Dopo aver fatto le barricate per difendere Garavaglia, coinvolto nel caso Mantovani, il Carroccio usa toni duri sul consigliere arrestato nell'inchiesta sugli appalti odontoiatrici. Sullo sfondo, lo scontro fra il segretario duro e puro e il governatore più attento al palazzo
“Hanno arrestato Rizzi”. L’sms rimbalza di telefono in telefono: “In regione ci sono i carabinieri. Sembra proprio che sia vero”. A metà mattinata arriva la conferma.
“Questa notizia ci ha colpiti tutti, non c’è nessuno che gode” assicurano i fedelissimi di Salvini. A conferma di questa tesi la presenza del direttore di Radio Padania, Alessandro Morelli, accanto a Roberto Maroni durante la diretta radiofonica della sera di martedì 16 febbraio: Maroni e un salviniano doc fianco a fianco per rassicurare la base e far sapere di essere uniti e compatti. Il messaggio è: “Nessuna frattura interna”, “Nessuna faida alle porte”. A pensar male, il fatto che nella Lega si sia sentito il bisogno di questa sottolineatura sembra un’ammissione. Del resto non è un mistero che, nelle scorse settimane e nei mesi passati, si sia consumata qualche frizione tra Maroni e Salvini durante la definizione di candidature e alleanze in vista delle prossime elezioni amministrative. Da una parte il segretario duro e puro, votato a una gloriosa sconfitta. Dall’altra l’uomo di palazzo, che per salvare gli equilibri al Pirellone aveva bisogno di accordi estesi e climi distesi. Alla fine è passata la linea di Maroni: larghe intese e braccia aperte agli alfaniani. Probabilmente se l’arresto di Rizzi fosse arrivato a giochi ancora aperti, l’ago della bilancia avrebbe potuto pendere a favore del segretario.
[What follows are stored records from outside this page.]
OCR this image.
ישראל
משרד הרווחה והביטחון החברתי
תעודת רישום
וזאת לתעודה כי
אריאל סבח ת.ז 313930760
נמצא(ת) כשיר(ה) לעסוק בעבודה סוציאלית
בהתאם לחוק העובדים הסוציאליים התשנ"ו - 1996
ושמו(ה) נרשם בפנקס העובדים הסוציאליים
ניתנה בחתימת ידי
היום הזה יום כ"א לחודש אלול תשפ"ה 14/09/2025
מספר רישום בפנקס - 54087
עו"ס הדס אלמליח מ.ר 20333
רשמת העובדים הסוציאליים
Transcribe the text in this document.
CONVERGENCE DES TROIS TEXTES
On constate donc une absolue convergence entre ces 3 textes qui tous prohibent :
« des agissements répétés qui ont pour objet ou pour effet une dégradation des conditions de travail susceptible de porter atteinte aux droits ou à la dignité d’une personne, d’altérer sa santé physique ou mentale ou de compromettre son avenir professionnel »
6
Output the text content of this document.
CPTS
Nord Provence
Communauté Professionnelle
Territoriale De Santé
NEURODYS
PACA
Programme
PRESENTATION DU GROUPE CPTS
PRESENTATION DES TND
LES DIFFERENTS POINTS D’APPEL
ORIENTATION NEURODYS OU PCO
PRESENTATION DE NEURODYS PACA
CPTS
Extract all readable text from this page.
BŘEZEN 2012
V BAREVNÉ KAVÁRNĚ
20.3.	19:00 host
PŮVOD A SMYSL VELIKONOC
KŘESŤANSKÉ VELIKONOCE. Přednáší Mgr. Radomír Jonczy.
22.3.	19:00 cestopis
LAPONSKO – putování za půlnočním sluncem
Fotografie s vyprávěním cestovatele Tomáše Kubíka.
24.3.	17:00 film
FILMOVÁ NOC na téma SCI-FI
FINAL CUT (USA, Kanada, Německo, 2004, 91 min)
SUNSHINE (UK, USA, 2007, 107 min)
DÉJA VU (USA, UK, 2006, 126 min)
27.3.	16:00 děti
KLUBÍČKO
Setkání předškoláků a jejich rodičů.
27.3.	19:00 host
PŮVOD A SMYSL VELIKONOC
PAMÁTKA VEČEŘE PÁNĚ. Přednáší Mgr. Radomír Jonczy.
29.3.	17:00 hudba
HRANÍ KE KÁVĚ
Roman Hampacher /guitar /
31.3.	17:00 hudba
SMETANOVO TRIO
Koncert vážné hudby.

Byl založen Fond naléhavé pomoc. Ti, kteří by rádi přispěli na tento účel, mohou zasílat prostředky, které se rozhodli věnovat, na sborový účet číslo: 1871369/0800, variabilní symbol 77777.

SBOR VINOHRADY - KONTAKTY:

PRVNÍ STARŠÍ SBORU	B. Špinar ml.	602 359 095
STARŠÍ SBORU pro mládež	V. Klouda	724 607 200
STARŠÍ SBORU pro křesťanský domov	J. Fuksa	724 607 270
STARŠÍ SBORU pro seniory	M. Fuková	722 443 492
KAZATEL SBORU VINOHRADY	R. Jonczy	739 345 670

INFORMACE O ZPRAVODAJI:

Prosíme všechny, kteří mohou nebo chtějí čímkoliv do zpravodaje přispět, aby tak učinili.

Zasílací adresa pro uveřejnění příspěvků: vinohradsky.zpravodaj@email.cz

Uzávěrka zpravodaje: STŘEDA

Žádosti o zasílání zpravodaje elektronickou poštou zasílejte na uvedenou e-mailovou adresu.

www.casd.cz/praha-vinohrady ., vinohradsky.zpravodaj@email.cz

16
Fabio Rizzi, uomo di Maroni, appartiene alla seconda generazione leghista. Classe ’66, iscritto dai primi anni Novanta, è cresciuto (politicamente) nella sua Besozzo, a pochi passi da Gemonio, quartier generale del partito quando la Lega faceva politica in canottiera. E’ stato abile a rimanere a galla all’epoca delle faide interne al Carroccio, tra il 2011 e il 2012, quando avvenne la transizione tra la gestione di Bossi e quella di Maroni. Capì che per sopravvivere avrebbe dovuto voltare le spalle al vecchio capo e giurare fedeltà a Bobo. Ci è riuscito senza dare nell’occhio e in dote, l’amico Maroni, gli ha lasciato una candidatura alle regionali, dove approda nel 2013, dopo un mandato al Senato.
Oggi la buvette del consiglio regionale lombardo, orfana di Rizzi, è sommersa da una valanga di sguardi affranti. Una galleria del dolore. Chi scuote la testa, chi cerca di capire di più. “Ma li sapete i nomi?”, “ti risulta che sia stato arrestato anche Donato?” e, ancora: “Ma ho sentito che si tratta solo di 50mila euro”. Tra i consiglieri regionali di maggioranza e i loro collaboratori è un continuo scambio di sguardi, poi arrivano telefonate: “Stavolta è una cosa seria”. Il capogruppo Massimiliano Romeo trova la forza di fare una battuta all’indirizzo dei cronisti presenti: “Adesso ridete eh?”, altri distolgono lo sguardo e tirano dritto.
In giro per il palazzo c’è anche Massimo Garavaglia, l’assessore leghista indagato nell’inchiesta che, appena qualche mese fa, ha inguaiato l’ex vicepresidente Mario Mantovani. Per lui la Lega e il governatore della Lombardia avevano eretto barricate fittissime, mettendo in guardia chiunque dal parlare di tangenti. Il trattamento riservato a Fabio Rizzi è di segno opposto. Nel primo pomeriggio il segretario Matteo Salvini esordisce con una frase perentoria: “Chi sbaglia davvero, non merita la Lega” a cui in serata segue la sospensione dal partito. Qualche ora dopo, in consiglio regionale, Maroni dice di essere “incazzato e sorpreso”. Insomma, Rizzi è già stato scaricato. Evidentemente le sue accuse creano più di qualche imbarazzo tra via Bellerio e i piani alti della Regione. Ma a tremare di più è la giunta regionale.
Oggi Maroni e Salvini sono come due pugili suonati. Nessuno è finito al tappeto. Il colpo è arrivato forte. Loro hanno incassato alla meglio. Ai punti vince il segretario, ma certo non solleverà al cielo la cintura del campione.